Санькины сообщения настигли его глухой ночью, прервав странный сон, где он бродил по совершенно книжному помещичьему саду, пытаясь догнать высокую девичью фигуру, поспешно удалявшуюся от него по аллее. Платье мелькало меж деревьев, откуда-то сбоку наползал молочный туман, и Ник понимал, что обязательно нужно успеть догнать девушку, пока она не потерялась в этом тумане. Он почти настиг её, хотел окликнуть, но тут заквакал мобильник. Информация была деловая и краткая: Ник отъявленный мерзавец и неудачник. Она, Санька, давно любит другого человека, которому Ник и в подмётки не годится. И просит его, Ника, больше носа своего не показывать в её квартире. Вещи она может кому-нибудь передать.
Так Ник стал полноправным насельником Вежья.

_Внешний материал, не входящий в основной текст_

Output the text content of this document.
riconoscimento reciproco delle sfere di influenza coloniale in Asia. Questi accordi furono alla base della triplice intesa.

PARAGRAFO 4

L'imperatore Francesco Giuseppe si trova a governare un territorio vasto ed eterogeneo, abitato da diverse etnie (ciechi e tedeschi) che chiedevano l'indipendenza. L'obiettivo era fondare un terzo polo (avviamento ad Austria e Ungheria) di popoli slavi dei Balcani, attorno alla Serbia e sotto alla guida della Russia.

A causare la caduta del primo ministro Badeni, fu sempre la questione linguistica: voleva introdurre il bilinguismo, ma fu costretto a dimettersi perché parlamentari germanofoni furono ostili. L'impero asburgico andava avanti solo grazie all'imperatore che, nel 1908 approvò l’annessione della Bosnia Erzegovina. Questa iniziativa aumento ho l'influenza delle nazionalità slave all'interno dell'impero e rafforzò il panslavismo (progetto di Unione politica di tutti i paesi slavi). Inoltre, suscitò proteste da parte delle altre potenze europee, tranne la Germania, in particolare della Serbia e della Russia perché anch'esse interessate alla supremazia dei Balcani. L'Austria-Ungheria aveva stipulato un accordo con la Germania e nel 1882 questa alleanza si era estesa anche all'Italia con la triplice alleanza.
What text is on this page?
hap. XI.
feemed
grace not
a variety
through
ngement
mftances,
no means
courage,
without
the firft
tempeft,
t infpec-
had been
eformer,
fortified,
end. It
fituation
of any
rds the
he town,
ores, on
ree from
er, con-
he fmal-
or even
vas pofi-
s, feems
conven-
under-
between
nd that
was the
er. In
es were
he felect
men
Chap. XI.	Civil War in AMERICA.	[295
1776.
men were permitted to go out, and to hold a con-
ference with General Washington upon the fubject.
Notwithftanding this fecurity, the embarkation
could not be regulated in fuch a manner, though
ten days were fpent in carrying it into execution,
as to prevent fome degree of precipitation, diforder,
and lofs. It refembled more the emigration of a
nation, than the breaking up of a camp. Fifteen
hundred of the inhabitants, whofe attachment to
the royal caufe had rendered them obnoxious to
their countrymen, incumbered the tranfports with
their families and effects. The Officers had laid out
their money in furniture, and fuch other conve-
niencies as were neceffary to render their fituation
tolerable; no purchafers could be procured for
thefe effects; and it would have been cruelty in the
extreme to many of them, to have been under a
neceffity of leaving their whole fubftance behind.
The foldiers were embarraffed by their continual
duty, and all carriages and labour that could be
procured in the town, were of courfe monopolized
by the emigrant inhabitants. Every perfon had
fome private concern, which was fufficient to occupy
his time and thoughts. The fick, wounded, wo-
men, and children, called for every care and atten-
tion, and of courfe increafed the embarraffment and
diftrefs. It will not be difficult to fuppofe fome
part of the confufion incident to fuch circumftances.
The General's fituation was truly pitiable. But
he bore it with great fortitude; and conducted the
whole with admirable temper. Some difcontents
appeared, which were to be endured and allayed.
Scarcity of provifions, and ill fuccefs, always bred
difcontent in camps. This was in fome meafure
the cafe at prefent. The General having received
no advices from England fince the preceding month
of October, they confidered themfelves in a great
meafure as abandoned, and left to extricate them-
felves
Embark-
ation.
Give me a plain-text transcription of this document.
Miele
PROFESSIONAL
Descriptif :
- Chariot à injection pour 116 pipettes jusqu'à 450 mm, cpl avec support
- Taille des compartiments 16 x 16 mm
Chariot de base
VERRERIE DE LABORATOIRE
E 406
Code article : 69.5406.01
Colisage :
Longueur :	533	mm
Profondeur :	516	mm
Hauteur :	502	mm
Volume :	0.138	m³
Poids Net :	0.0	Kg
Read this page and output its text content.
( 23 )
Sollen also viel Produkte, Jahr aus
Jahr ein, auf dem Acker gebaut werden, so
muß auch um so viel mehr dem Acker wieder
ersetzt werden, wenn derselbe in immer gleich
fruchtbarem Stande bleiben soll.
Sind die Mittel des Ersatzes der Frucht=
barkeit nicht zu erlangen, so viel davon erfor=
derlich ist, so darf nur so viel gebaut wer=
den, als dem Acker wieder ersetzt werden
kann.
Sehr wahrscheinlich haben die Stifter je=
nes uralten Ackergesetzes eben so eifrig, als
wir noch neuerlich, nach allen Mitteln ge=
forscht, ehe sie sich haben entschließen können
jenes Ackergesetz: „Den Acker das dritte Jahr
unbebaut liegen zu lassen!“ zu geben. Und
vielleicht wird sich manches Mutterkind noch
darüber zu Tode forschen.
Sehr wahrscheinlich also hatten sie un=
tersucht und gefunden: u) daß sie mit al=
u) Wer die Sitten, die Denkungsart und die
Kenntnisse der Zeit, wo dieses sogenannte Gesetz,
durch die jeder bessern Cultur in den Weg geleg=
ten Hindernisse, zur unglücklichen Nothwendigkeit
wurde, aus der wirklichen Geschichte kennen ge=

Конечно, он мог поехать в Питер, нанять юриста, предъявить завещание, в котором чёрным по белому было указано, что ему, своему единственному внуку, Баженову Никите Владимировичу, Баженова Мария Арсеньевна дарит двухкомнатную квартиру в престижной «сталинке». Мог, но не стал. Его мутило от одной только перспективы выяснять отношения, что-то доказывать, объясняться под дулом Санькиного немигающего взгляда. Он хотел покоя. Хотя бы кратковременного, хотя бы призрачного. Но доставался этот покой дорогой ценой.
После проводов Голубятника, который торопился обратно к своим нежным хохлатым питомцам и обещал приехать снова перед Новым годом, Ника торжественно привели в его дом, который был в сносном состоянии, хотя тепло, как позже выяснилось, держал плохо. Самое интересное, что это был самый большой дом в деревне и единственный со вторым этажом. Кузьма Степаныч и «женский батальон» подкинули ему дровишек, заготовленных летом. В уединённом житье были свои плюсы, по крайней мере с точки зрения беглеца от цивилизации. Никого, кроме волков в ближайшем лесу, не наблюдалось. Туристы сюда дойти не могли – глубокие овраги да бурелом. Экстремалы на внедорожниках заглядывали два раза за последние пять лет. Первые подарили Кузьме фонарик на батарейках, вторых что-то спугнуло, развернулись и уехали обратно. В пяти километрах, по рассказам стариков, покрывались ржавчиной и плесенью остатки бетонных зданий советского молочного комбината, земля вроде была кем-то выкуплена, но начавшиеся было строительные работы заглохли в кризис на стадии красивого синего забора и огромного котлована. Забор оперативно растащили, приспособили покрывать прохудившиеся крыши, материал удобный, вроде пластика, мягкий и не промокает. Остался только котлован. Зарастал потихоньку кустарником и серебристыми кустиками полыни. Было в советское время лесничество, была ставка лесника, но вместе с советским временем испарились и хозяева леса. Так что современных Бирюков и неприятностей, с ними связанных, можно было не опасаться, хочешь, сушняк собирай, хочешь, деревья руби.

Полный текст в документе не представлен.